Knowing you are not alone through crisis or circumstance

We all experience difficult times where life seems to throw more than we can handle.  These circumstances can be tender and important times for mentoring.  Crisis or challenge present unique opportunities for learning and healing, but usually require some level of humility or brokenness to open the ears of our soul.

A wise mentor will discern the right time to begin the relationship in this cycle.  Also, remember that our own trials and heartbreak can give us unique perspective and empathy for those going through similar situations.

 

Being ready to take a look under the hood

If a potential mentoree is asking questions like, “Why do I do the things I do?” or “Why can’t I change this or that?” he or she is likely ready for mentoring.  A skillful mentor can help those courageous enough to look deep into their lives discover who they are, and what core beliefs drive or inform their views and actions.

Mentoring someone who is ready to “look under the hood” is a great privilege.  This relationship can lead to a significant process of discovery and also ignite periods of substantial growth.

 

Desiring to be a better leader or mentor

At LDG, we encourage all people who are being mentored to consider others whom they in turn can mentor, we call this ‘pass it on, pay it forward’.  Someone who has a passion for leading or mentoring others is likely ready for mentoring.

Both active and passive learning can occur in a mentoring relationship.  A good mentor will challenge those they spend time with to prepare themselves to mentor and lead others.

A genuine heart for others, solid listening skills, and skillful open-ended questioning are all critical skills for good mentors.  At the same time, these are great attributes for anyone seeking to be a better leader in any environment.

 

Understanding the value of mentoring

We all have many relationships and all too often “W.I.I.F.M?” interferes with the environment necessary for Intentional, Deep-Change, Whole-Life, Transformational mentoring.

A mentoree can ruin a mentoring relationship by seeking quick answers to some problem, or seeing it as a leg up to advancement in life.  On the other hand, a mentor’s overextended desire to solve problems, fix someone, or share their own story can also cripple a mentoring relationship.

Both mentors and mentorees who have a clear understanding of the differences from other relationships and the value of life-giving, Intentional, Deep-Change, Whole-Life, Transformational mentoring can put the relationship on the on-ramp towards future success.

Did you figure out W.I.I.F.M…?  “What’s in it for me…….?”

 

Seeking to navigate a major transition or change

Sometimes mentoring can take on a short, intense cadence.  This can be the case when a specific life change (new job, marriage, retirement, major financial decision, etc.) is near.  The mentoring relationship in this case may benefit from specific skills or experience in the mentor.  The mentoree should be clear as to the timeframe, goals, and expectations of the interaction.

 

It just clicks!

Finally, it may be that an informal interaction leaves both of you wishing for more time to continue the dialog, or a 2 1/2 hour conversation felt like it was 10 minutes long; these might just be clues that a mentoring relationship is forming.  The other mentioned steps to get started on the right foot are still valuable, but both of you just might know it after the first interaction.
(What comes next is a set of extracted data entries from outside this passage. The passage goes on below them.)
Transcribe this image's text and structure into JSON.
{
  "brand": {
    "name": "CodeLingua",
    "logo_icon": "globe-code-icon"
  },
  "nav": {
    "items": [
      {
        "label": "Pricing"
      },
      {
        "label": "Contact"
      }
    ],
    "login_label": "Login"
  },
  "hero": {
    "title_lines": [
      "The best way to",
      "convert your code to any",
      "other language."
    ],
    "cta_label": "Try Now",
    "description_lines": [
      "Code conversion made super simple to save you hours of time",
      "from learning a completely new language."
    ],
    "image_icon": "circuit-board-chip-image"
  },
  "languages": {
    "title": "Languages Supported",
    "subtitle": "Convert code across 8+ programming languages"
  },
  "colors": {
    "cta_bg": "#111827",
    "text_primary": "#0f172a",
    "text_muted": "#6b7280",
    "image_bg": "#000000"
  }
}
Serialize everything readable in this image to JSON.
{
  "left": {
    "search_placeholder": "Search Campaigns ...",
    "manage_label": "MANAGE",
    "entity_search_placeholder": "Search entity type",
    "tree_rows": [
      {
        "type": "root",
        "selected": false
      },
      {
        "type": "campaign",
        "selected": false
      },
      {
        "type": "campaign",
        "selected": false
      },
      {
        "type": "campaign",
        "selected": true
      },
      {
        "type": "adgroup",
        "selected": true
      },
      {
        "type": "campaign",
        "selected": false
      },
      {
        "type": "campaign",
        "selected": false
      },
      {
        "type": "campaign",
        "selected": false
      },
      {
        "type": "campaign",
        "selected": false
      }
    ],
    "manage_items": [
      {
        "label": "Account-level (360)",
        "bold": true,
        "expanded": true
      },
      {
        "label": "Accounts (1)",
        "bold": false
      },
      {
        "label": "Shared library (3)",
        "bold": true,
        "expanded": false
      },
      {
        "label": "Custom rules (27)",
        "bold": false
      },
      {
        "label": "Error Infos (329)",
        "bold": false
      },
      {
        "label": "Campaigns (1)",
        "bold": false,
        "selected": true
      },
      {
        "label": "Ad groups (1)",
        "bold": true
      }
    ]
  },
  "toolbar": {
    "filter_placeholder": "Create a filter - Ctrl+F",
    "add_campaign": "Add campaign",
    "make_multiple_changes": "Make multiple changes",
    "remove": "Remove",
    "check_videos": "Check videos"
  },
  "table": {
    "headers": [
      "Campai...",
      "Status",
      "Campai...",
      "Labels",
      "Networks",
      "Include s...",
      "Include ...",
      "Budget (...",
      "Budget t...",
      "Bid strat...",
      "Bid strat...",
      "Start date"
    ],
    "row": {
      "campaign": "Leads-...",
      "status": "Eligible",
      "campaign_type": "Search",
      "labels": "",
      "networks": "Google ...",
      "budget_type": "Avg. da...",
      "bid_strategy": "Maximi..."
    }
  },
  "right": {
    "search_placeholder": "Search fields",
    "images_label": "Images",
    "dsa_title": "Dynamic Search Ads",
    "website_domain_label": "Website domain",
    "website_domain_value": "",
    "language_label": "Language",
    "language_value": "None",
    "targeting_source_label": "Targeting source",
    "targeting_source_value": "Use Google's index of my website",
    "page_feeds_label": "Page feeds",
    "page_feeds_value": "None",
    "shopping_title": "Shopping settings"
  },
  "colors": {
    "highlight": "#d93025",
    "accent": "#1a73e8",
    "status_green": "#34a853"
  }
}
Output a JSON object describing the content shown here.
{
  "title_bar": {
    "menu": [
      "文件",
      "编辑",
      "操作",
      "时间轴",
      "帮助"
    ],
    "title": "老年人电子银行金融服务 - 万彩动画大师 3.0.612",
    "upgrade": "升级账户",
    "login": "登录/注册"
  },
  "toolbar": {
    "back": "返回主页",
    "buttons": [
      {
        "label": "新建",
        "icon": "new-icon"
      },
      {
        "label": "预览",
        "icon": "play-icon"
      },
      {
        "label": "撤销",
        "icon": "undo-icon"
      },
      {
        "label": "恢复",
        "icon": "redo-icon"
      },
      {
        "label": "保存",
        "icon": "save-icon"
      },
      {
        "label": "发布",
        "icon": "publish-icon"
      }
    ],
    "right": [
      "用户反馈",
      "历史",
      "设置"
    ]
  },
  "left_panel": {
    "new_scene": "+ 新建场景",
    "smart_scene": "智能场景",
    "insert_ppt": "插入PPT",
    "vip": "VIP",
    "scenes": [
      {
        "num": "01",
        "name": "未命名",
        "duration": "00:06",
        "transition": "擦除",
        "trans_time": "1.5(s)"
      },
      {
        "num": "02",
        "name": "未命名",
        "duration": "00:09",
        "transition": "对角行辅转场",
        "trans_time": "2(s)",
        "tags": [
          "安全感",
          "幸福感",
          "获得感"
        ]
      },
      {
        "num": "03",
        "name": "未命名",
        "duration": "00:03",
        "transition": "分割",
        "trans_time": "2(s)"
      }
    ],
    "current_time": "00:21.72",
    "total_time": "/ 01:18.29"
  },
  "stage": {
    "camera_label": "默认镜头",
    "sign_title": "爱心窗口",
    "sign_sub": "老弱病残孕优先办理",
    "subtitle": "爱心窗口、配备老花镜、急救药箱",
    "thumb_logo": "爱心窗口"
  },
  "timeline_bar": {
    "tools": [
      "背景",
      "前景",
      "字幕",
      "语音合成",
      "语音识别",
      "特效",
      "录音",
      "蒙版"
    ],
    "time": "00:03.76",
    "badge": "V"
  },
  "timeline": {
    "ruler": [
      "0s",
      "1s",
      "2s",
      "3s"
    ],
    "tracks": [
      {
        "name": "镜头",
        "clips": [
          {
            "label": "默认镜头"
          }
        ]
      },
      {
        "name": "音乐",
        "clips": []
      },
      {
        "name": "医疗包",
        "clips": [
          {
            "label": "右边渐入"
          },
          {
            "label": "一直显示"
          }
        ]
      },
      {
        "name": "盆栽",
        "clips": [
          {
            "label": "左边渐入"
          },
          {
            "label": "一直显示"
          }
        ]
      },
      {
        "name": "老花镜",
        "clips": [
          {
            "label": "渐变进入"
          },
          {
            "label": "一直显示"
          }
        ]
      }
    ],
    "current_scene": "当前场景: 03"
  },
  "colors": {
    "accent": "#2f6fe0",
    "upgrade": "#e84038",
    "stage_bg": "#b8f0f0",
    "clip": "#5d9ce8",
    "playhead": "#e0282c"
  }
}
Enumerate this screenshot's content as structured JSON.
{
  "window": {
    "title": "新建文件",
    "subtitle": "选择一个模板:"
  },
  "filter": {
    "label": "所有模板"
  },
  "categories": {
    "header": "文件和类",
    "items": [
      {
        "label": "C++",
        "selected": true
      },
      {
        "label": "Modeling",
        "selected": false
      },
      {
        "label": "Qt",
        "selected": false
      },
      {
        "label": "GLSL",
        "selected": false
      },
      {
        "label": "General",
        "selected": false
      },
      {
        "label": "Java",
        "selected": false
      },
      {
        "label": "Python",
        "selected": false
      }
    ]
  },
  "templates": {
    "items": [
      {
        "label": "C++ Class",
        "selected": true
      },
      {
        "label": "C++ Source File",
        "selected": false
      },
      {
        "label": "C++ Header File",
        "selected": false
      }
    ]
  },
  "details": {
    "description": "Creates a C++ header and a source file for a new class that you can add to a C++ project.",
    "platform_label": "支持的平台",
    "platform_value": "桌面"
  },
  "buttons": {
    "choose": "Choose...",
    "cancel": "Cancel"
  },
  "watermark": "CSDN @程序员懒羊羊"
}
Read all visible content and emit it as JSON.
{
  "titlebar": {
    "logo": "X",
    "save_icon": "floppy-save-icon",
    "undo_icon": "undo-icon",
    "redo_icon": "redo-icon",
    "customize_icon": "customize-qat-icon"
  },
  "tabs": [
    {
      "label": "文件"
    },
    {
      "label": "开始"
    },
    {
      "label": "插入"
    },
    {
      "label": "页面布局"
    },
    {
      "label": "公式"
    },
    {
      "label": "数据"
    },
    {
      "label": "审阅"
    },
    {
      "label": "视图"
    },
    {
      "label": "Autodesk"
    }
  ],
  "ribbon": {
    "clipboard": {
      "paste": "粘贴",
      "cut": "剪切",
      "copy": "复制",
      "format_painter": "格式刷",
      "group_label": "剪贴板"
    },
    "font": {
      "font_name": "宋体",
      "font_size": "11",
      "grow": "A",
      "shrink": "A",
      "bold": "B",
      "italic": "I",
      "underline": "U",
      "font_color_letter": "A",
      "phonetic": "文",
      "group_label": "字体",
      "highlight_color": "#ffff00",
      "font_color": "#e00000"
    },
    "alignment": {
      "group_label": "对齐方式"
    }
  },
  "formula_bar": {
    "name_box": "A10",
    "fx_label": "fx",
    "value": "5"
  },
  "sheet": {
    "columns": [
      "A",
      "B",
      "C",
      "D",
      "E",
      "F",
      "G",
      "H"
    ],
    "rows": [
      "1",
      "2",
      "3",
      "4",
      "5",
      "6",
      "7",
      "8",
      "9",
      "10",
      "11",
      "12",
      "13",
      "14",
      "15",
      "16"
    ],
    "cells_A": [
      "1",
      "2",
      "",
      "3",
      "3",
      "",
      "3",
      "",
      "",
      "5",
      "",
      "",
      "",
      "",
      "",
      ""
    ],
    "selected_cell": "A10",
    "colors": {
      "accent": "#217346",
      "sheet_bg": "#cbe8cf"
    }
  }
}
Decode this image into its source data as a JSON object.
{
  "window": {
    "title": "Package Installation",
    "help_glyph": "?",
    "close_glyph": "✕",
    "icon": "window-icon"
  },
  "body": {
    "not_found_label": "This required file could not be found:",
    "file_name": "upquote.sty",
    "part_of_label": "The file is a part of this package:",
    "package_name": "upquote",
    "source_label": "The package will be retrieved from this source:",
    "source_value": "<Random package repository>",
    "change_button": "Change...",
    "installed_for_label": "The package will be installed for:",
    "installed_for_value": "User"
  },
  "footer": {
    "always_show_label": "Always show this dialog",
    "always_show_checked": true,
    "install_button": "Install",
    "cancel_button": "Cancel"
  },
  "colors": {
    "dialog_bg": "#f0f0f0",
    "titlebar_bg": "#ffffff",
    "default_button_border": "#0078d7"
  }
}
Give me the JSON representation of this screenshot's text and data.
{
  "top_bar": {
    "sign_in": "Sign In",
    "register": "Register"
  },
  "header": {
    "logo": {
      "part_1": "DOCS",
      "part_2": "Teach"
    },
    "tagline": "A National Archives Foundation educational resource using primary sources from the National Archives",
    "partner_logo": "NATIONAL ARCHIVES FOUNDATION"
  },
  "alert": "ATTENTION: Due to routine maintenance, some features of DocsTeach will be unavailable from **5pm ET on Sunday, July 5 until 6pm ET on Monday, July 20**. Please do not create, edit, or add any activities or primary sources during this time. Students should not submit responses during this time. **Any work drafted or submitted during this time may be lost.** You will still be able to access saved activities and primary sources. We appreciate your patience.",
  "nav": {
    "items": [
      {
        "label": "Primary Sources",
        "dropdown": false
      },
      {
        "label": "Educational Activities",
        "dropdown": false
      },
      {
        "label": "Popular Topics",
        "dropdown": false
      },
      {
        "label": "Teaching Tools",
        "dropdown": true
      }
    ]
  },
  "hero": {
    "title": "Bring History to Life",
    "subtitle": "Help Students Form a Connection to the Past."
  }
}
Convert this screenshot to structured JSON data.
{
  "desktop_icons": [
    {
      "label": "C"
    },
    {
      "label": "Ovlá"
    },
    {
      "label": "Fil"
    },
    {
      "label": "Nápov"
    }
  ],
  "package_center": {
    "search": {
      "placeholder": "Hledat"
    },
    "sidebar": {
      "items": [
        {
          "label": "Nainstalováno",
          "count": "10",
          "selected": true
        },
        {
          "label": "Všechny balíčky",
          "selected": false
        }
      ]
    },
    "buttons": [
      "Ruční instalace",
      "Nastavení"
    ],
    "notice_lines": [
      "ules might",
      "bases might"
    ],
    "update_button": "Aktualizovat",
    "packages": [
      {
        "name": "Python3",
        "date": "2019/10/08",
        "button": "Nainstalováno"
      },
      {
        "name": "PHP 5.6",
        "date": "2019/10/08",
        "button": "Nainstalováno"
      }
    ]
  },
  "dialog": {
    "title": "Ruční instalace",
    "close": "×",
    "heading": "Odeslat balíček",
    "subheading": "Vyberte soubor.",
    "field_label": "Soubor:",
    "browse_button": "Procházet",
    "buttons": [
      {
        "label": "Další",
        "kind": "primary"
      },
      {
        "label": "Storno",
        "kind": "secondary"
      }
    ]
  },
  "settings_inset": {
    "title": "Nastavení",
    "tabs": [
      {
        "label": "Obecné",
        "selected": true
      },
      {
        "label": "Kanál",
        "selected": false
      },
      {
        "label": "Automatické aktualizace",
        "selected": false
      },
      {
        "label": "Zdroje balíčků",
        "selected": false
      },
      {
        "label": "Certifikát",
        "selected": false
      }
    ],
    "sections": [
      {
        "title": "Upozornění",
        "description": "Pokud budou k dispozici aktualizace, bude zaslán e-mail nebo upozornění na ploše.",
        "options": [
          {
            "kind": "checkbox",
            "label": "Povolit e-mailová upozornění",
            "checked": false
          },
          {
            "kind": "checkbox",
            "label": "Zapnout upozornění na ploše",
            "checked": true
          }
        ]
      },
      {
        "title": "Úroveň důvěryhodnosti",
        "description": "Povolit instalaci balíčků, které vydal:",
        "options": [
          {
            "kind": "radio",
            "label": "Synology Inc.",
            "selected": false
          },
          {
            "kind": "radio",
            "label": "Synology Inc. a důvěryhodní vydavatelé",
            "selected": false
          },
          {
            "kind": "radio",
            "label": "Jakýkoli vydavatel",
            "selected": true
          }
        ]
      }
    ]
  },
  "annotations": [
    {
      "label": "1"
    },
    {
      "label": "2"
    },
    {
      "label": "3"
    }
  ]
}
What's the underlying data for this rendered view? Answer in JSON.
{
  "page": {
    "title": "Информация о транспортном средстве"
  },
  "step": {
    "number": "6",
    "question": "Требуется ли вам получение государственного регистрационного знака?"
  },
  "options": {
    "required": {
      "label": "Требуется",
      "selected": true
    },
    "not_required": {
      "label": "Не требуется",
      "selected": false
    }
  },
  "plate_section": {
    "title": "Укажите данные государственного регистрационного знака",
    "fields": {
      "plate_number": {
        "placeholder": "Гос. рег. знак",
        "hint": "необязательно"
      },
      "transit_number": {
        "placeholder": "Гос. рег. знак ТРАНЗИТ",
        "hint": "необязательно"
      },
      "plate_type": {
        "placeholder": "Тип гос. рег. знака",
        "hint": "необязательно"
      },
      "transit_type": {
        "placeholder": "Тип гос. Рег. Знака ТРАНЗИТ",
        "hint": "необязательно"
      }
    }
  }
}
Discuss it, be intentional, and then take the plunge!

In summary, there are many reasons and many motivations for a mentoring relationship to begin.  Mentoring takes an intentional commitment on both parties’ parts.  A mentor who sees clear readiness in those who seek him or her out for mentoring and who sets a clear understanding of expectations will mitigate several potential problems down the road.

So what are you waiting for?  If the time is right and the person is right for you, take the plunge!  Join us in the joy of intentional, deep-change, whole-life, transformational mentoring.

Prepare to see the life of the one you are mentoring experience important change as they grow forward.

 

Prepare to be changed and growing yourself.